Der Alarm traf um genau 9.14 Uhr am vergangenen Freitagvormittag ein und klang nach einer Katastrophe aus dem Kinofilm: brennender Öltanker, dicht unter der Küste von Mecklenburg-Vorpommern, vermutlich ein Feuer im Maschinenraum.

Um 11.08 Uhr am Samstagvormittag war der Einsatz offiziell beendet. Küstentankschiff „Annika“, 73 Meter unter deutscher Flagge, lag im Überseehafen von Rostock: gelöscht, gesichert, gefahrlos. Was die Männer und Frauen vom Havariekommando aus Cuxhaven geleistet hatten, ging im medialen Dauerbeschuss unter.
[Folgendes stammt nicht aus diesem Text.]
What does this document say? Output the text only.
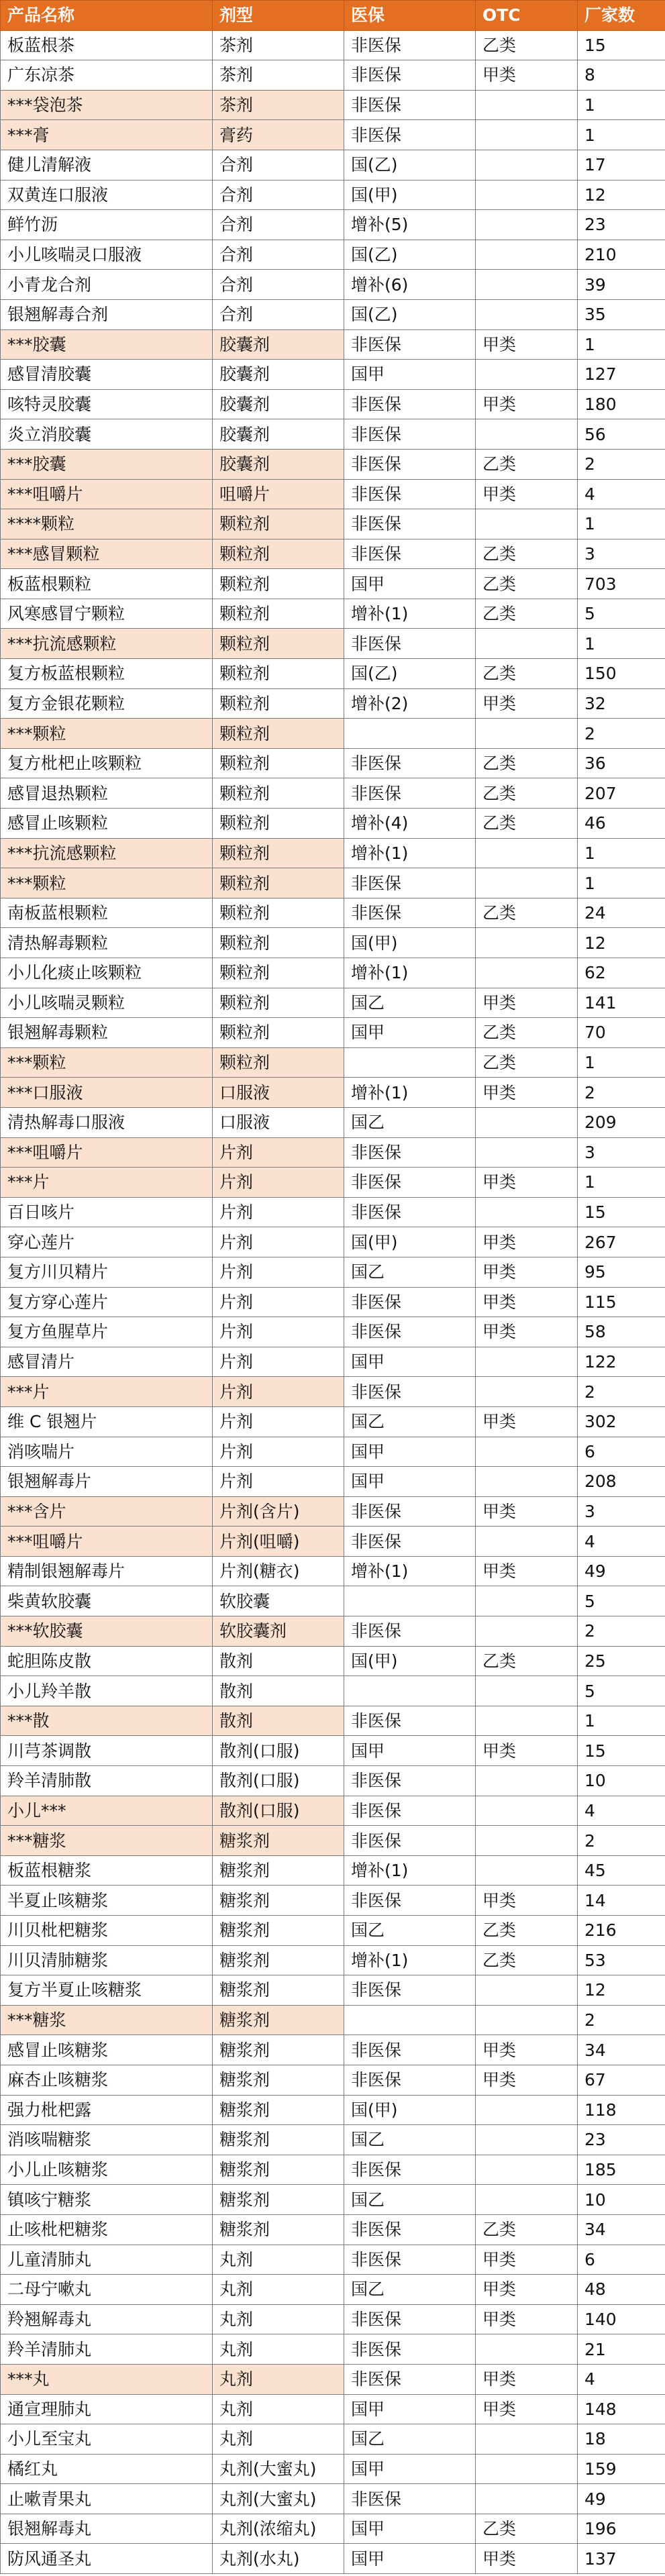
产品名称	剂型	医保	OTC	厂家数
板蓝根茶	茶剂	非医保	乙类	15
广东凉茶	茶剂	非医保	甲类	8
***袋泡茶	茶剂	非医保		1
***膏	膏药	非医保		1
健儿清解液	合剂	国(乙)		17
双黄连口服液	合剂	国(甲)		12
鲜竹沥	合剂	增补(5)		23
小儿咳喘灵口服液	合剂	国(乙)		210
小青龙合剂	合剂	增补(6)		39
银翘解毒合剂	合剂	国(乙)		35
***胶囊	胶囊剂	非医保	甲类	1
感冒清胶囊	胶囊剂	国甲		127
咳特灵胶囊	胶囊剂	非医保	甲类	180
炎立消胶囊	胶囊剂	非医保		56
***胶囊	胶囊剂	非医保	乙类	2
***咀嚼片	咀嚼片	非医保	甲类	4
****颗粒	颗粒剂	非医保		1
***感冒颗粒	颗粒剂	非医保	乙类	3
板蓝根颗粒	颗粒剂	国甲	乙类	703
风寒感冒宁颗粒	颗粒剂	增补(1)	乙类	5
***抗流感颗粒	颗粒剂	非医保		1
复方板蓝根颗粒	颗粒剂	国(乙)	乙类	150
复方金银花颗粒	颗粒剂	增补(2)	甲类	32
***颗粒	颗粒剂			2
复方枇杷止咳颗粒	颗粒剂	非医保	乙类	36
感冒退热颗粒	颗粒剂	非医保	乙类	207
感冒止咳颗粒	颗粒剂	增补(4)	乙类	46
***抗流感颗粒	颗粒剂	增补(1)		1
***颗粒	颗粒剂	非医保		1
南板蓝根颗粒	颗粒剂	非医保	乙类	24
清热解毒颗粒	颗粒剂	国(甲)		12
小儿化痰止咳颗粒	颗粒剂	增补(1)		62
小儿咳喘灵颗粒	颗粒剂	国乙	甲类	141
银翘解毒颗粒	颗粒剂	国甲	乙类	70
***颗粒	颗粒剂		乙类	1
***口服液	口服液	增补(1)	甲类	2
清热解毒口服液	口服液	国乙		209
***咀嚼片	片剂	非医保		3
***片	片剂	非医保	甲类	1
百日咳片	片剂	非医保		15
穿心莲片	片剂	国(甲)	甲类	267
复方川贝精片	片剂	国乙	甲类	95
复方穿心莲片	片剂	非医保	甲类	115
复方鱼腥草片	片剂	非医保	甲类	58
感冒清片	片剂	国甲		122
***片	片剂	非医保		2
维 C 银翘片	片剂	国乙	甲类	302
消咳喘片	片剂	国甲		6
银翘解毒片	片剂	国甲		208
***含片	片剂(含片)	非医保	甲类	3
***咀嚼片	片剂(咀嚼)	非医保		4
精制银翘解毒片	片剂(糖衣)	增补(1)	甲类	49
柴黄软胶囊	软胶囊			5
***软胶囊	软胶囊剂	非医保		2
蛇胆陈皮散	散剂	国(甲)	乙类	25
小儿羚羊散	散剂			5
***散	散剂	非医保		1
川芎茶调散	散剂(口服)	国甲	甲类	15
羚羊清肺散	散剂(口服)	非医保		10
小儿***	散剂(口服)	非医保		4
***糖浆	糖浆剂	非医保		2
板蓝根糖浆	糖浆剂	增补(1)		45
半夏止咳糖浆	糖浆剂	非医保	甲类	14
川贝枇杷糖浆	糖浆剂	国乙	乙类	216
川贝清肺糖浆	糖浆剂	增补(1)	乙类	53
复方半夏止咳糖浆	糖浆剂	非医保		12
***糖浆	糖浆剂			2
感冒止咳糖浆	糖浆剂	非医保	甲类	34
麻杏止咳糖浆	糖浆剂	非医保	甲类	67
强力枇杷露	糖浆剂	国(甲)		118
消咳喘糖浆	糖浆剂	国乙		23
小儿止咳糖浆	糖浆剂	非医保		185
镇咳宁糖浆	糖浆剂	国乙		10
止咳枇杷糖浆	糖浆剂	非医保	乙类	34
儿童清肺丸	丸剂	非医保	甲类	6
二母宁嗽丸	丸剂	国乙	甲类	48
羚翘解毒丸	丸剂	非医保	甲类	140
羚羊清肺丸	丸剂	非医保		21
***丸	丸剂	非医保	甲类	4
通宣理肺丸	丸剂	国甲	甲类	148
小儿至宝丸	丸剂	国乙		18
橘红丸	丸剂(大蜜丸)	国甲		159
止嗽青果丸	丸剂(大蜜丸)	非医保		49
银翘解毒丸	丸剂(浓缩丸)	国甲	乙类	196
防风通圣丸	丸剂(水丸)	国甲	甲类	137
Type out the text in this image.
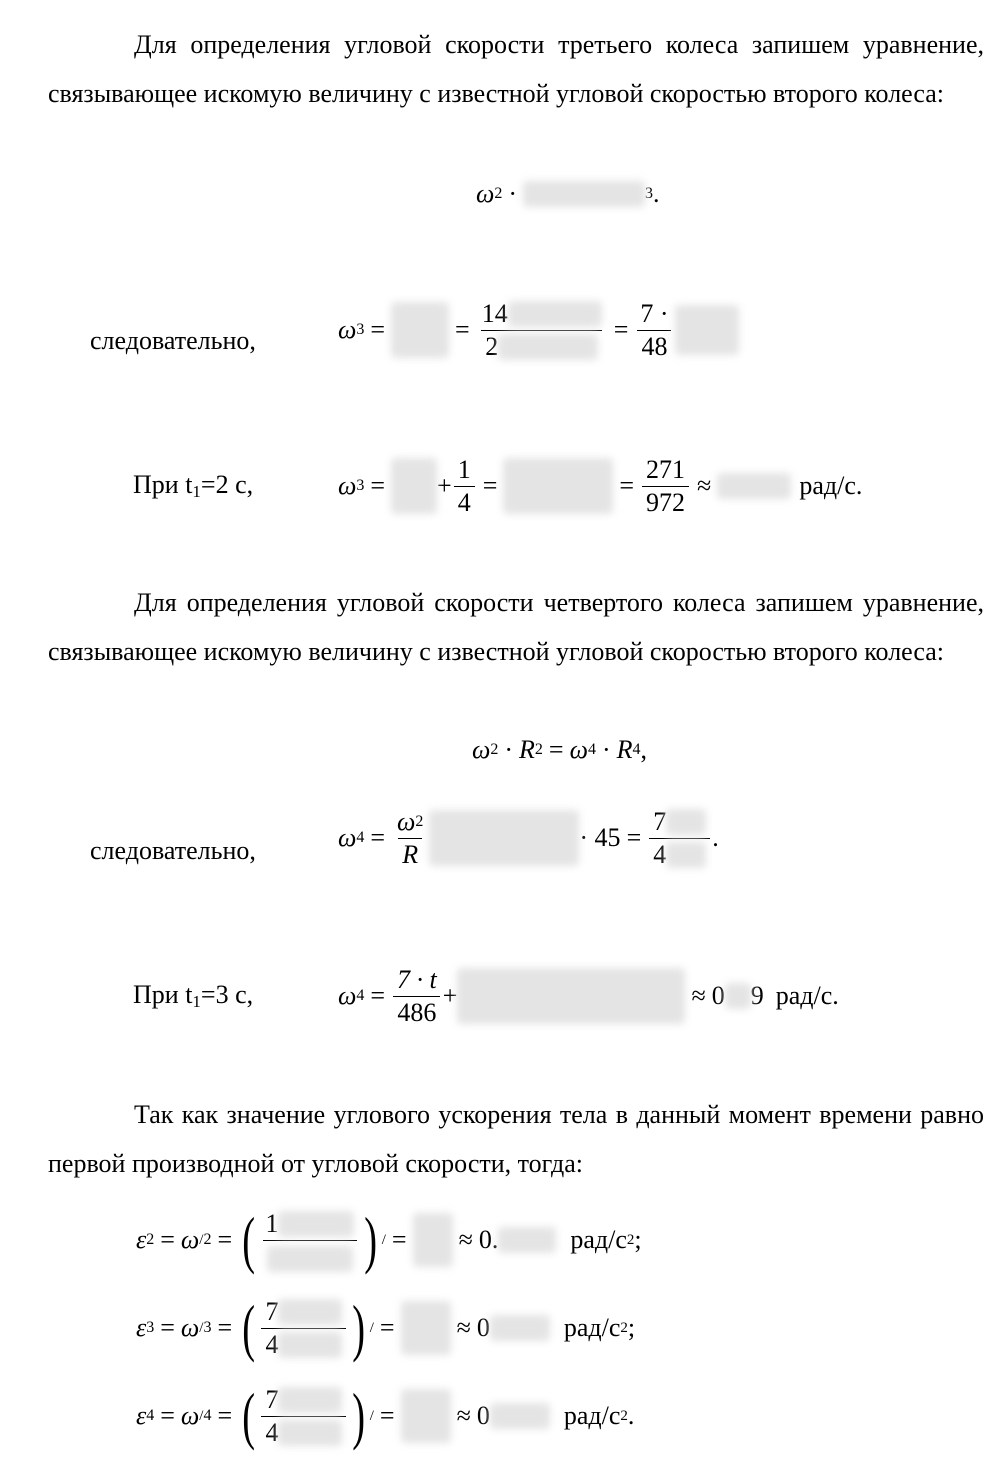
Для определения угловой скорости третьего колеса запишем уравнение, связывающее искомую величину с известной угловой скоростью второго колеса:

ω 2 ·	3 .
следовательно,	ω 3 =	= $\frac{14}{2} = \frac{7 \cdot}{48}$
При $t_1=2$ с,	ω 3 = + $\frac{1}{4}$ =	= $\frac{271}{972}$ ≈	рад/с.

Для определения угловой скорости четвертого колеса запишем уравнение, связывающее искомую величину с известной угловой скоростью второго колеса:

ω 2 · R 2 = ω 4 · R 4 ,
следовательно,	ω $4 = \frac{\omega 2}{R}$	· $45 = \frac{7}{4}$ .
При $t_1=3$ с,	ω $4 = \frac{7 \cdot t}{486}$ +	≈ 0 9 рад/с.

Так как значение углового ускорения тела в данный момент времени равно первой производной от угловой скорости, тогда:

ε 2 = ω / 2 = ( 1 ) / = ≈ 0.	рад/с 2 ;
ε 3 = ω / 3 = ( $\frac{7}{4}$ ) / = ≈ 0	рад/с 2 ;
ε 4 = ω / 4 = ( $\frac{7}{4}$ ) / = ≈ 0	рад/с 2 .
Sie verhinderten, dass knapp 640 Tonnen Schweröl an den Stränden von Kühlungsborn, Travemünde und Heiligendamm landeten. Wer in diesem Abschnitt der Küste vom Tourismus lebt oder einfach nur die Natur liebt, bekommt beim Gedanken daran hektische Flecken.


Stefan Kruecken hfr
Stefan Krücken

Der Autor: Stefan Kruecken, Jahrgang 1975, leitet mit seiner Frau Julia den von ihnen gegründeten Ankerherz Verlag (www.ankerherz.de). Vorher war er Polizeireporter für die „Chicago Tribune“, arbeitete als Reporter für Zeitschriften wie „Max“, „Stern“ und „GQ“ von Uganda bis Grönland. Sein neues Buch „Das muss das Boot abkönnen“ gibt es im MOPO-Shop unter mopo.de/shop. Weitere Bücher gibt es im Ankerherz-Shop – zum Beispiel „Das kleine Buch vom Meer – Helden“ oder „Mayday – Seenotretter über ihre dramatischsten Einsätze“.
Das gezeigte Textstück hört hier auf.